Bond Unit Investment Trusts

Bond unit investment trusts or bond UITs are one of the two types of UITs holding bonds in their portfolio. They invest in government and corporate bonds and shares are made available to the investors. The shares, termed units, are fixed in number and represent a small fixed portion of a large diversified portfolio. To know more, read 'Unit Investment Trusts or UITs'.

Different bond unit investment trusts have different portfolio combinations. Some invest in government bonds, some in corporate bonds and others in both. Some trusts invest their money in domestic bonds; others also invest in foreign bonds.
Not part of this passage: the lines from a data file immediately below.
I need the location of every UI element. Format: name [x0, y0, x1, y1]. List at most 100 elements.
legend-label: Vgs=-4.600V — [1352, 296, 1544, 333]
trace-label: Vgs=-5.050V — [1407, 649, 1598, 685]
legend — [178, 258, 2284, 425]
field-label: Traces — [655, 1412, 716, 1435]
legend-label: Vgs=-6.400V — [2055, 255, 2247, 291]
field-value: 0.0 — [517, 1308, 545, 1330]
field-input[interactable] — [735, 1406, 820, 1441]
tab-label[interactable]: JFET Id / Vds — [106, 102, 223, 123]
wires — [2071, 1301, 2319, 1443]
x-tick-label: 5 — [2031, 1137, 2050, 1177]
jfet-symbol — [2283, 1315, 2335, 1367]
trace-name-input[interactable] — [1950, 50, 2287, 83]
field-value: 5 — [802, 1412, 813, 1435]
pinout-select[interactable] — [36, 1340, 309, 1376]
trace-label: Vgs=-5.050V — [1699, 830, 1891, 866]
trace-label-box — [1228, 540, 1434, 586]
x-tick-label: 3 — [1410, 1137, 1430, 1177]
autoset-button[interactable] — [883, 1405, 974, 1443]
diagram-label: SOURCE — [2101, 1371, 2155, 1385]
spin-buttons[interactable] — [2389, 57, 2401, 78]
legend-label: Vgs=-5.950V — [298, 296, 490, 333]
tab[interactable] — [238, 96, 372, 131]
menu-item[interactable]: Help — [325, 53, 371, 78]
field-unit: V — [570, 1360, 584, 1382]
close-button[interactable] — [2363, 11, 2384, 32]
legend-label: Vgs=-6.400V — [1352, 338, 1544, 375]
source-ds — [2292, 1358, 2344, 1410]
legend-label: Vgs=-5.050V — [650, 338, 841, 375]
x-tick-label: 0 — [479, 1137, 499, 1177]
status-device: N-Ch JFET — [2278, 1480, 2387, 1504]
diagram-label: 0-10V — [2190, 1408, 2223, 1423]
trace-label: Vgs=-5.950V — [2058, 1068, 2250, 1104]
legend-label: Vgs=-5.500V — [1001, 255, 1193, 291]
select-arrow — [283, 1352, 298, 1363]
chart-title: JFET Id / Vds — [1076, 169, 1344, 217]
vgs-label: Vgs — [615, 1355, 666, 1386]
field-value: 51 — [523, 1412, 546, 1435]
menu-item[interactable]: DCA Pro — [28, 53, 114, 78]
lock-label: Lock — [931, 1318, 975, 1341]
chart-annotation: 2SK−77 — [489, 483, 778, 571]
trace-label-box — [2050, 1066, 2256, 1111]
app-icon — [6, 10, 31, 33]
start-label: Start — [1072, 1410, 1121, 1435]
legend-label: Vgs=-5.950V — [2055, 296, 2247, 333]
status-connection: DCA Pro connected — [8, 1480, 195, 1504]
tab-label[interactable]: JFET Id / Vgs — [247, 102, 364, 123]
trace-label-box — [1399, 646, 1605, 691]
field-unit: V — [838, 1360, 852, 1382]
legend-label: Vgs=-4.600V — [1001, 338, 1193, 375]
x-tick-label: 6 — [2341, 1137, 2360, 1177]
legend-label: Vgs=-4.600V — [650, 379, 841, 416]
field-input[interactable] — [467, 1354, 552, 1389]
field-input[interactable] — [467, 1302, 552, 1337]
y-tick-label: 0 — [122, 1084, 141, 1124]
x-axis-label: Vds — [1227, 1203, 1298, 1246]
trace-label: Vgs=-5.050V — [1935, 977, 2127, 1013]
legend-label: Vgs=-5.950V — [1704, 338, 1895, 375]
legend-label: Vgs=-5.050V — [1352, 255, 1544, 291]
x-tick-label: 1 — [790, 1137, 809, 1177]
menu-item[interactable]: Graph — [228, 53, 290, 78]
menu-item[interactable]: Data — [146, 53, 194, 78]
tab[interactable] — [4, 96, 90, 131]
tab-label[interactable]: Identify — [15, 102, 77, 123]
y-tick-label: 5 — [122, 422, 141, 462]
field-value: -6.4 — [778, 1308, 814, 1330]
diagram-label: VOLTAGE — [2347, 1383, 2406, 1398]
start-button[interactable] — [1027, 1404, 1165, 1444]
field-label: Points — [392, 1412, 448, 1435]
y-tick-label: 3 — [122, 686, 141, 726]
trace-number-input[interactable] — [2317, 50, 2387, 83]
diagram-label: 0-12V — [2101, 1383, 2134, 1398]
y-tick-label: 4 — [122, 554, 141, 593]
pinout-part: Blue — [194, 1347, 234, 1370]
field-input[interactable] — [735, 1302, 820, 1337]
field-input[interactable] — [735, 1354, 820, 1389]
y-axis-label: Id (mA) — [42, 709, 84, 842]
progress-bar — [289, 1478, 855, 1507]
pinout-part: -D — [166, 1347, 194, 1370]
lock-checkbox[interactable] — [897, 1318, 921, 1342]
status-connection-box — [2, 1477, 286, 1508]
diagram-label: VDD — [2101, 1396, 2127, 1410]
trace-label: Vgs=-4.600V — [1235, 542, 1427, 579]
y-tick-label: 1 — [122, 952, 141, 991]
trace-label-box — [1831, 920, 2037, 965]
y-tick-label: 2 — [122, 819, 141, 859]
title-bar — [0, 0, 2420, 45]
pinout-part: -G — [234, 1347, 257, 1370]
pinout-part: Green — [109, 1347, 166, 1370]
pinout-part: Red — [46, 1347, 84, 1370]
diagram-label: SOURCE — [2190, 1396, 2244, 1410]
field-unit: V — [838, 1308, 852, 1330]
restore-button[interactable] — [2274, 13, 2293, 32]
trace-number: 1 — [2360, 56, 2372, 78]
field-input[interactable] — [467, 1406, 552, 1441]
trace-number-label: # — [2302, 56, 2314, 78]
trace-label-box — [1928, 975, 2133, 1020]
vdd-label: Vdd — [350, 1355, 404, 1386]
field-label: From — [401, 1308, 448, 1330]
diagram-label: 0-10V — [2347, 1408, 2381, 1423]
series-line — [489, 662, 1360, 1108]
Some invest more in tax-exempt bonds and others in taxable bonds. Thus the risk and return differs considerably and investors can choose whichever suits their goals.

Bond UITs have a fixed portfolio and a fixed maturity date ranging from just some months to over 25 years. The maturity date usually corresponds to the maturity date of the bonds invested. Payments are made monthly, quarterly or semi-annually. The principal is paid off to the investors as the bonds mature. Investors can also sell their units in secondary markets at market price prior to the bond UIT maturity date.

Bond UITs are good long-term investment options. The advantages include fixed and predictable income, some tax advantages, highly diversified investment, low minimum investment, no maintenance fees, etc. The downsides include: they are not suitable for short-term investments, no outperformance, and not suitable for investing the urgent money.